Dive Brief:
- As the U.S. responds to the crisis of opioid addiction, it faces the fact that less than half of the 2.2 million people in need of treatment are actually getting it, The Pew Charitable Trusts quoted HHS Secretary Sylvia Burwell.
- The publication notes two major factors that stand in the way: A nationwide shortage of physicians who are able to prescribe the addiction treatmnt drug buprenorphine and legal limitations on how many patients those prescribing doctors are allowed to treat.
- Those issues could see solutions if President Obama gets his requested $1.1 billion that would increase the availability of opioid-addiction medications, and if HHS makes an expected move to increase the number of patients physicians are allowed to treat for addiction.
Dive Insight:
The rules that currently limit physicians' ability to treat addiction were well-intentioned but appear out of place in a time when tens of thousands of people are dying each year from opioid and heroin addiction-related incidents, some experts argue.

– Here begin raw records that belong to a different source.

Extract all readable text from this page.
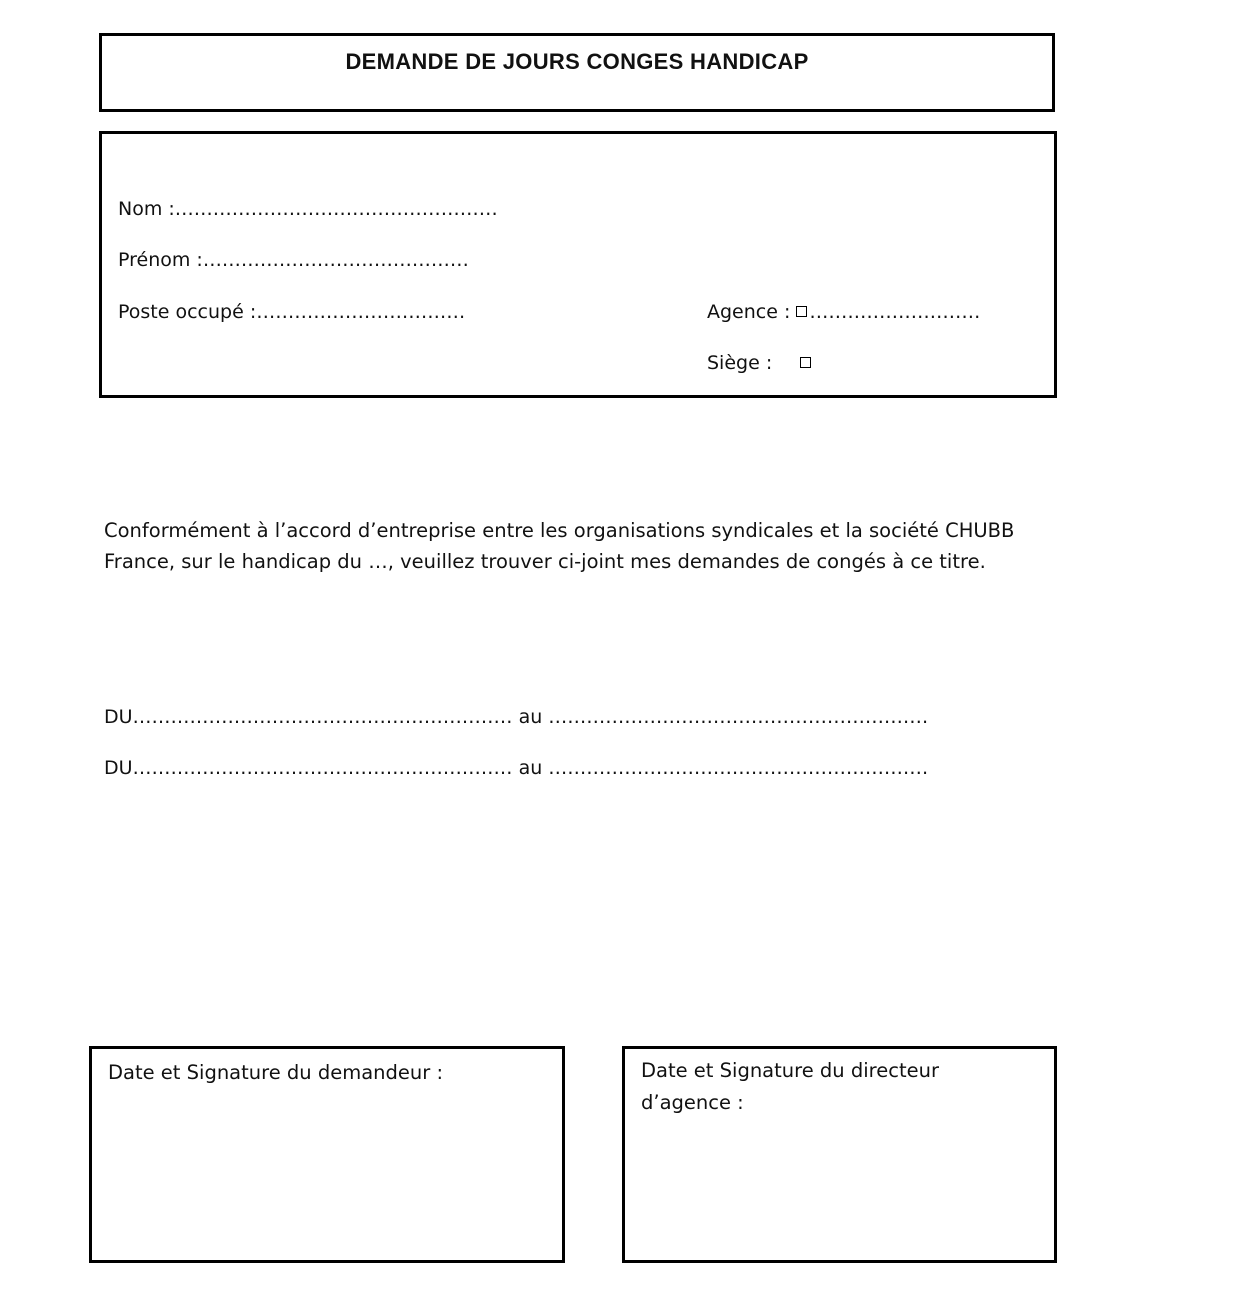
DEMANDE DE JOURS CONGES HANDICAP
Nom :……………………………………………
Prénom :……………………………………
Poste occupé :……………………………	Agence : ………………………
Siège :
Conformément à l’accord d’entreprise entre les organisations syndicales et la société CHUBB
France, sur le handicap du …, veuillez trouver ci-joint mes demandes de congés à ce titre.
DU…………………………………………………… au ……………………………………………………
DU…………………………………………………… au ……………………………………………………
Date et Signature du demandeur :	Date et Signature du directeur
d’agence :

While physicians are able to prescribe opioids just by joining a federal registry, they must complete a eight-hour training course and apply for a license to prescribe buprenorphine. Compounding the issue is the fact existing prescribing physicians are limited in the number of patients they treat to avoid the possibility of creating "pill mills."
Opponents argue the unique rules around buprenorphine not only inhibit patient recovery, but perpetuate prejudice against addiction treatment. One possible solution may come through federal legislation under consideration -- the Recovery Enhancement for Addiction Treatment (TREAT Act) -- to enable nurse practitioners and physician assistants to prescribe the drug.
Meanwhile, Sen. Elizabeth Warren has made some waves by requesting the Centers for Disease Control and Prevention (CDC) investigate the possibility of using of medical marijuana as an alternative to opioids for pain management in order to reduce opioid prescriptions.